A cette nouvelle de la marche rétrograde de l'armée de Sambre-et-Meuse, se joignaient des bruits fâcheux sur l'armée d'Italie. Schérer y était arrivé avec deux belles divisions des Pyrénées orientales, devenues disponibles par la paix avec l'Espagne: néanmoins on disait que ce général ne se croyait pas sûr de sa position, et qu'il demandait en matériel et en approvisionnemens des secours qu'on ne pouvait lui fournir, et sans lesquels il menaçait de faire un mouvement rétrograde. Enfin on parlait d'une seconde expédition anglaise qui portait le comte d'Artois et de nouvelles troupes de débarquement.

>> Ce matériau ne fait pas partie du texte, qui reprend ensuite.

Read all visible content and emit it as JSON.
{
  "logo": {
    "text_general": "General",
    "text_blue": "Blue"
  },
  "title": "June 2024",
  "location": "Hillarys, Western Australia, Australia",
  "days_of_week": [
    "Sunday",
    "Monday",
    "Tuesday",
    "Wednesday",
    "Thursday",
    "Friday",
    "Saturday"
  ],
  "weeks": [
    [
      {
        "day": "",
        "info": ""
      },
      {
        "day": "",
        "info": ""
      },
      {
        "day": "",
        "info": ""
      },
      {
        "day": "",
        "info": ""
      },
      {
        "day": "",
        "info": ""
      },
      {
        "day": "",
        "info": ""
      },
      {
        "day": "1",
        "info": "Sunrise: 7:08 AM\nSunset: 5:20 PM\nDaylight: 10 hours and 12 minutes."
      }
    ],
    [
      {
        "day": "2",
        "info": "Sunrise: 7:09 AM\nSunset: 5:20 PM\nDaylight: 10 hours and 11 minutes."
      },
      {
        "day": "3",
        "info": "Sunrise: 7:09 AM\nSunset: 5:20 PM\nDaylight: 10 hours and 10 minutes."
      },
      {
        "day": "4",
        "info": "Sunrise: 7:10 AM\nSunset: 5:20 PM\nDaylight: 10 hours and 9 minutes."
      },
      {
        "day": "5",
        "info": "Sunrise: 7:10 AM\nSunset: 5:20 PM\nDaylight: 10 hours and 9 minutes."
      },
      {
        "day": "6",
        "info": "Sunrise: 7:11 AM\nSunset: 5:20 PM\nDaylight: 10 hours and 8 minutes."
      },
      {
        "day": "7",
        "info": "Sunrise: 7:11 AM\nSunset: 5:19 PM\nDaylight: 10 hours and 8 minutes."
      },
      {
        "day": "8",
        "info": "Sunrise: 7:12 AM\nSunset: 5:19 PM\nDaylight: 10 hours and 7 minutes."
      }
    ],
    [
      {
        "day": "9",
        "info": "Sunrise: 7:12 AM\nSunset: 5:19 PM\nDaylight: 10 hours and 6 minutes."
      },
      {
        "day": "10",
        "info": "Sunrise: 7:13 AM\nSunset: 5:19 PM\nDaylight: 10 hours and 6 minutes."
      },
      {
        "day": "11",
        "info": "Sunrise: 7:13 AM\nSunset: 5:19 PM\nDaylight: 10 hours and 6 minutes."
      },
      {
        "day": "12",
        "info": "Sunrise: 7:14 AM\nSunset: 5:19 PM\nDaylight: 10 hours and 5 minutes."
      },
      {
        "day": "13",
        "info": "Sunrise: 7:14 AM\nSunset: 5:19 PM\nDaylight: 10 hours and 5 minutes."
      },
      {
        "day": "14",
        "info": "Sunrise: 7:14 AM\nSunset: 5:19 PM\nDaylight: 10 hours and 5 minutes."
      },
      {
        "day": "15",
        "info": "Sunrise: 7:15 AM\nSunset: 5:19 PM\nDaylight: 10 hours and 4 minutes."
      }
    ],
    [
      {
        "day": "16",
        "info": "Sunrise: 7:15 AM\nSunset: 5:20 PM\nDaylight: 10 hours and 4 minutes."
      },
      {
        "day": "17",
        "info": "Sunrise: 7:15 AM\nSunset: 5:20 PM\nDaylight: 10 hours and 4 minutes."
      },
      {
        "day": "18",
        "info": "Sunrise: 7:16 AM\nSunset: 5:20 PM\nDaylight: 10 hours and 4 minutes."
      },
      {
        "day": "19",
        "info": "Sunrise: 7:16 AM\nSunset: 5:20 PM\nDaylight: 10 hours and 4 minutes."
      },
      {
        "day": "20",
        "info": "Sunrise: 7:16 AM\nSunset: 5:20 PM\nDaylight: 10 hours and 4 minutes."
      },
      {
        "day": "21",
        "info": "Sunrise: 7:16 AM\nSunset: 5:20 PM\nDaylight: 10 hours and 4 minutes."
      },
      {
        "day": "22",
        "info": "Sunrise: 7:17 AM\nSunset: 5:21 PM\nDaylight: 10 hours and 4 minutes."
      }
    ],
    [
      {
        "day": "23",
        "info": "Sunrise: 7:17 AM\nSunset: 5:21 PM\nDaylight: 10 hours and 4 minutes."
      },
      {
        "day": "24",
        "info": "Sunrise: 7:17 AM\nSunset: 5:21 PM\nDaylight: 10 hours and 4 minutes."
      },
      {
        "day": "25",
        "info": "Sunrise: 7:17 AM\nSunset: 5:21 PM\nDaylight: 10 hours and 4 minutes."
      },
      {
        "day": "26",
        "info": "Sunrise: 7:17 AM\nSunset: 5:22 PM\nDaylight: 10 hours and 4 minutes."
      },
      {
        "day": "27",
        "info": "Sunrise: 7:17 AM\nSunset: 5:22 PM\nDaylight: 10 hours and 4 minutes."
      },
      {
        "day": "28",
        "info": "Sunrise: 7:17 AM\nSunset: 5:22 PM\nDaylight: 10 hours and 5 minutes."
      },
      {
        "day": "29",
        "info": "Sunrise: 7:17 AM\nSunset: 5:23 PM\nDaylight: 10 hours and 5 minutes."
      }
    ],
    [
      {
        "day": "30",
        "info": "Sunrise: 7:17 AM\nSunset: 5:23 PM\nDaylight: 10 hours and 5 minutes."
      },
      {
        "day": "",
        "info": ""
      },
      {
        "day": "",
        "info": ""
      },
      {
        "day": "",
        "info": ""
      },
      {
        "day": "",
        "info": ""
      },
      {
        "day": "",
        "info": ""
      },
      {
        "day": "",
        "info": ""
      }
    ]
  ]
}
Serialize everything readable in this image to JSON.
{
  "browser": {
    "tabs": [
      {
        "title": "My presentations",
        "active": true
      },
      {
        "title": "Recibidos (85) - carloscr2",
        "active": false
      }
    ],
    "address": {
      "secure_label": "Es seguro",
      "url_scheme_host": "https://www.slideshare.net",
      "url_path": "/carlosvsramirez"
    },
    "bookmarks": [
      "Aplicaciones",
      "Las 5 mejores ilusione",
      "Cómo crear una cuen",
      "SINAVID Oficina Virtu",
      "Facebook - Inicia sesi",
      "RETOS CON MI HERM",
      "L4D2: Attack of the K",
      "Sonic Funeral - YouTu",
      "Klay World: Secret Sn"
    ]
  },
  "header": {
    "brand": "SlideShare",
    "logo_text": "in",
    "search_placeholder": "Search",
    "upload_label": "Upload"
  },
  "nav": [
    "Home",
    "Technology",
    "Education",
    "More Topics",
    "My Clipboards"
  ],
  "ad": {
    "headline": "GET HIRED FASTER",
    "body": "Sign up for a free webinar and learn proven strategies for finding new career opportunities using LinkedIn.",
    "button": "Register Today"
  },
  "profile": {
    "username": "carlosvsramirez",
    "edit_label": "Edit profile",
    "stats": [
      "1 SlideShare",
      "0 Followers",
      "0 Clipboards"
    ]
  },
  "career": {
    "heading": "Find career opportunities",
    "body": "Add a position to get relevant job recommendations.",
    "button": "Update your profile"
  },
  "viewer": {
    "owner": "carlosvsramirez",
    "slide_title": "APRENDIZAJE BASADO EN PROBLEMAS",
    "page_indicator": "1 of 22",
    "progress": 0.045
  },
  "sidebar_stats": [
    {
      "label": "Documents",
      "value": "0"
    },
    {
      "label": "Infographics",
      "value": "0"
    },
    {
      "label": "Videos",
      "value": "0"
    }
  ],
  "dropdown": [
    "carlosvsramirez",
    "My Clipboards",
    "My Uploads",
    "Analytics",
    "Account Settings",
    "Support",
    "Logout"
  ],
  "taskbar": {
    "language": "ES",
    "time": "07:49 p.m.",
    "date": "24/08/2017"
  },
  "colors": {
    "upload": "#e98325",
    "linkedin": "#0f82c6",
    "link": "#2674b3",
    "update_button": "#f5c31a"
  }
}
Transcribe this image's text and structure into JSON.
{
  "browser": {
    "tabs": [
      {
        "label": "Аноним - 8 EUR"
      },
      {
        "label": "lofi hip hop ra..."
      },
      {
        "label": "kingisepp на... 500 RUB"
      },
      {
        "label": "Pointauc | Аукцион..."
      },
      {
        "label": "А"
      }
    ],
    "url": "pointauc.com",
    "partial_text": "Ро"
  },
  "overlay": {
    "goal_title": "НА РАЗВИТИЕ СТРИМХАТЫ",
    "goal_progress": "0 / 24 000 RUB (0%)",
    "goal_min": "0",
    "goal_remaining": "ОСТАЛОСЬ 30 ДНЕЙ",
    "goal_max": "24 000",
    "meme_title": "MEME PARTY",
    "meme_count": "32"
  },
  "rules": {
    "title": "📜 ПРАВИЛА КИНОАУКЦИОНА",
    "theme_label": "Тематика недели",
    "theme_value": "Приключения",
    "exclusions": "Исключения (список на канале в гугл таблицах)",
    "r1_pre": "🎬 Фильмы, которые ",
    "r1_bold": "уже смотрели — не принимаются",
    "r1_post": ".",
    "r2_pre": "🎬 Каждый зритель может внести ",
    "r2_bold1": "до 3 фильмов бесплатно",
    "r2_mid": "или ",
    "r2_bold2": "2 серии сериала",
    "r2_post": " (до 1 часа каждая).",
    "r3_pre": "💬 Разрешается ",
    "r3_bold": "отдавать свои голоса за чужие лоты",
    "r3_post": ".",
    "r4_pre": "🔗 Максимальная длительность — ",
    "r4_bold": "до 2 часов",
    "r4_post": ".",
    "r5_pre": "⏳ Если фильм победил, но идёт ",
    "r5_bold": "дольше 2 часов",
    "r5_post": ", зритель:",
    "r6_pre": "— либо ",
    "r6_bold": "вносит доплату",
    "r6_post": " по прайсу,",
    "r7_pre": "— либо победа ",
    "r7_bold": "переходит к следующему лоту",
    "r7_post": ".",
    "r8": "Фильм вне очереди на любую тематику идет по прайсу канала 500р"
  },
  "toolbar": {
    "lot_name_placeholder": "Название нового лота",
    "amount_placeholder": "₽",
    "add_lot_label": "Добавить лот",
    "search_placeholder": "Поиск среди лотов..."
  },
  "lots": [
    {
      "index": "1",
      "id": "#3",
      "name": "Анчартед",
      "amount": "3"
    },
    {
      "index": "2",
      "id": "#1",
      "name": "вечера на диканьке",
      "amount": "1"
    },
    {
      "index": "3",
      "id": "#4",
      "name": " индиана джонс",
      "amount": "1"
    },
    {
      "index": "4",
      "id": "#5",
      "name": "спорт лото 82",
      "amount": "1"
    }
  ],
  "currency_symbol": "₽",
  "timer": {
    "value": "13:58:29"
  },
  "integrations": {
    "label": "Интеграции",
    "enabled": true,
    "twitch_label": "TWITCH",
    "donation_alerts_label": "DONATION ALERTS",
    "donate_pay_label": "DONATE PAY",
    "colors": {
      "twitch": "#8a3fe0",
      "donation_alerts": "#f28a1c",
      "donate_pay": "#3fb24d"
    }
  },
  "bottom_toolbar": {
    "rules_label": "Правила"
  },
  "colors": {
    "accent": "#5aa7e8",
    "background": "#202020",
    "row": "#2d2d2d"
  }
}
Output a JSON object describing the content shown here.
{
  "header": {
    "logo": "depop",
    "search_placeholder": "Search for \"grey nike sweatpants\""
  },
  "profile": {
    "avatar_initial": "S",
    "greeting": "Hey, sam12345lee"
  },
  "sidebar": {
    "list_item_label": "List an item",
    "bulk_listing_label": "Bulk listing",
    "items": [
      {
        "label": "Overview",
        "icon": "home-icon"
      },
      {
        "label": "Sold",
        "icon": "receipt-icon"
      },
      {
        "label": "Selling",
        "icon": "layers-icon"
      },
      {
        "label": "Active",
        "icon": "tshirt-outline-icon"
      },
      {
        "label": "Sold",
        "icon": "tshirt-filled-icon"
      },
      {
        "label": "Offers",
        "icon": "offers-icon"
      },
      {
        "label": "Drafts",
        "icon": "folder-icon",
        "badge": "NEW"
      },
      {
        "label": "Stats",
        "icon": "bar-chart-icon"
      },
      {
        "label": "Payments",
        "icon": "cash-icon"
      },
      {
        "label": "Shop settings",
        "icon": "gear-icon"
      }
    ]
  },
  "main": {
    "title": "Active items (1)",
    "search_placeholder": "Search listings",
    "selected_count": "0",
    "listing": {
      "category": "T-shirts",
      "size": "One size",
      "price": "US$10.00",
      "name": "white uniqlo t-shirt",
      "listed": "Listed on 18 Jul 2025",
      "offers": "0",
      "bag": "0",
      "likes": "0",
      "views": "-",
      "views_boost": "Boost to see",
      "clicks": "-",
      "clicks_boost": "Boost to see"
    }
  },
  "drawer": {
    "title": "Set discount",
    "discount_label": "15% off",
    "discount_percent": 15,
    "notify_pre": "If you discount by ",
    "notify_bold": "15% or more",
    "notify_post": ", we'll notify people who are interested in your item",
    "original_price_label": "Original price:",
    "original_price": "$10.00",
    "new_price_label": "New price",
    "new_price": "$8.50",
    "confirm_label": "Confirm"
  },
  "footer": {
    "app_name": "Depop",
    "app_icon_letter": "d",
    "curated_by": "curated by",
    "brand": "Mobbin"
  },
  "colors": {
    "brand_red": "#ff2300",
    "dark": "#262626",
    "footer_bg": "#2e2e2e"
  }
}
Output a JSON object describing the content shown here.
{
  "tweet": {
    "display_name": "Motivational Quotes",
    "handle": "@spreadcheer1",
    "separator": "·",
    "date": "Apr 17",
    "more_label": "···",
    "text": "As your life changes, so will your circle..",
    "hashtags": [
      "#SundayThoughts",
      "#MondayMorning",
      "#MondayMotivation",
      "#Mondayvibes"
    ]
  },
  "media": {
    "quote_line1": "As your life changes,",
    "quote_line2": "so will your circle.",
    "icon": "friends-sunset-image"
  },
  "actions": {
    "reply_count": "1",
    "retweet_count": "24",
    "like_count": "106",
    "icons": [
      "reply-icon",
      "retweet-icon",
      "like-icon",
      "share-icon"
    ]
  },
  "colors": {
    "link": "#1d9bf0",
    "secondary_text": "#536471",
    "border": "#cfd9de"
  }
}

Ces nouvelles, qui sans doute n'avaient rien de menaçant pour l'existence de la république, qui était toujours maîtresse du cours du Rhin, qui avait deux armées de plus à envoyer, l'une en Italie, l'autre en Vendée, qui venait d'apprendre par l'évènement de Quiberon à compter sur Hoche, et à ne pas craindre les expéditions des émigrés; ces nouvelles n'en contribuèrent pas moins à réveiller les royalistes terrifiés par vendémiaire, et à irriter les patriotes peu satisfaits de la manière dont on avait usé de la victoire. La découverte de la correspondance de Lemaître produisit surtout le plus fâcheux effet. On y vit tout entier le complot que l'on soupçonnait depuis long-temps; on y acquit la certitude de l'existence d'une agence secrète établie à Paris, communiquant avec Vérone, avec la Vendée, avec toutes les provinces de la France, y excitant des mouvemens contre-révolutionnaires, et ayant des intelligences avec plusieurs membres de la convention et des comités. La vanterie même de ces misérables agens, qui se flattaient d'avoir gagné tantôt des généraux, tantôt des députés, qui disaient avoir eu des liaisons avec les monarchiens et les thermidoriens, contribua à exciter davantage les soupçons, et à les faire planer sur la tête des députés du côté droit.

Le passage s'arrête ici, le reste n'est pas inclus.